Project description:Nucleic acids, due to their structural and chemical properties, can form double-stranded secondary structures that assist the transfer of genetic information and can modulate gene expression. However, the nucleotide sequence alone is insufficient in explaining phenomena like intron-exon recognition during RNA processing. This raises the question whether nucleic acids are endowed with other attributes that can contribute to their biological functions.
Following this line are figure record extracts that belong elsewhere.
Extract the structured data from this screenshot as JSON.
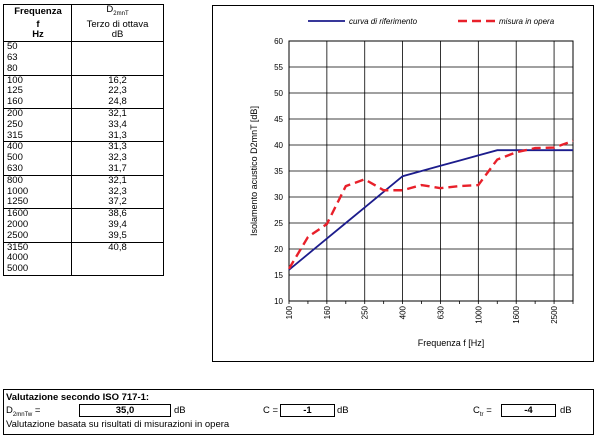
{
  "table": {
    "head_freq": [
      "Frequenza",
      "f",
      "Hz"
    ],
    "head_d": "D",
    "head_d_sub": "2mnT",
    "head_d2": "Terzo di ottava",
    "head_d3": "dB",
    "rows": [
      {
        "f": "50",
        "v": ""
      },
      {
        "f": "63",
        "v": ""
      },
      {
        "f": "80",
        "v": ""
      },
      {
        "f": "100",
        "v": "16,2"
      },
      {
        "f": "125",
        "v": "22,3"
      },
      {
        "f": "160",
        "v": "24,8"
      },
      {
        "f": "200",
        "v": "32,1"
      },
      {
        "f": "250",
        "v": "33,4"
      },
      {
        "f": "315",
        "v": "31,3"
      },
      {
        "f": "400",
        "v": "31,3"
      },
      {
        "f": "500",
        "v": "32,3"
      },
      {
        "f": "630",
        "v": "31,7"
      },
      {
        "f": "800",
        "v": "32,1"
      },
      {
        "f": "1000",
        "v": "32,3"
      },
      {
        "f": "1250",
        "v": "37,2"
      },
      {
        "f": "1600",
        "v": "38,6"
      },
      {
        "f": "2000",
        "v": "39,4"
      },
      {
        "f": "2500",
        "v": "39,5"
      },
      {
        "f": "3150",
        "v": "40,8"
      },
      {
        "f": "4000",
        "v": ""
      },
      {
        "f": "5000",
        "v": ""
      }
    ]
  },
  "chart_data": {
    "type": "line",
    "ylabel": "Isolamento acustico D2mnT [dB]",
    "xlabel": "Frequenza f [Hz]",
    "x_categories": [
      "100",
      "125",
      "160",
      "200",
      "250",
      "315",
      "400",
      "500",
      "630",
      "800",
      "1000",
      "1250",
      "1600",
      "2000",
      "2500",
      "3150"
    ],
    "x_tick_labels": [
      "100",
      "160",
      "250",
      "400",
      "630",
      "1000",
      "1600",
      "2500"
    ],
    "ylim": [
      10,
      60
    ],
    "y_ticks": [
      10,
      15,
      20,
      25,
      30,
      35,
      40,
      45,
      50,
      55,
      60
    ],
    "grid": true,
    "legend_position": "top",
    "series": [
      {
        "name": "curva di riferimento",
        "color": "#1c1c8c",
        "dash": "solid",
        "values": [
          16,
          19,
          22,
          25,
          28,
          31,
          34,
          35,
          36,
          37,
          38,
          39,
          39,
          39,
          39,
          39
        ]
      },
      {
        "name": "misura in opera",
        "color": "#e8202a",
        "dash": "dashed",
        "values": [
          16.2,
          22.3,
          24.8,
          32.1,
          33.4,
          31.3,
          31.3,
          32.3,
          31.7,
          32.1,
          32.3,
          37.2,
          38.6,
          39.4,
          39.5,
          40.8
        ]
      }
    ]
  },
  "valutazione": {
    "title": "Valutazione secondo ISO 717-1:",
    "dnt_label": "D",
    "dnt_sub": "2mnTw",
    "dnt_eq": "=",
    "dnt_value": "35,0",
    "unit": "dB",
    "c_label": "C =",
    "c_value": "-1",
    "ctr_label": "C",
    "ctr_sub": "tr",
    "ctr_eq": "=",
    "ctr_value": "-4",
    "note": "Valutazione basata su risultati di misurazioni in opera"
  }
}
In this work, we present a calculation of thermodynamic stability of DNA/DNA and mRNA/DNA duplexes across the genomes of four species in the genus Saccharomyces by nearest-neighbor method. The results show that coding regions are more thermodynamically stable than introns, 3'-untranslated regions and intergenic sequences. Furthermore, open reading frames have more stable sense mRNA/DNA duplexes than the potential antisense duplexes, a property that can aid gene discovery. The lower stability of the DNA/DNA and mRNA/DNA duplexes of 3'-untranslated regions and the higher stability of genes correlates with increased mRNA level. These results suggest that the thermodynamic stability of DNA/DNA and mRNA/DNA duplexes affects mRNA transcription.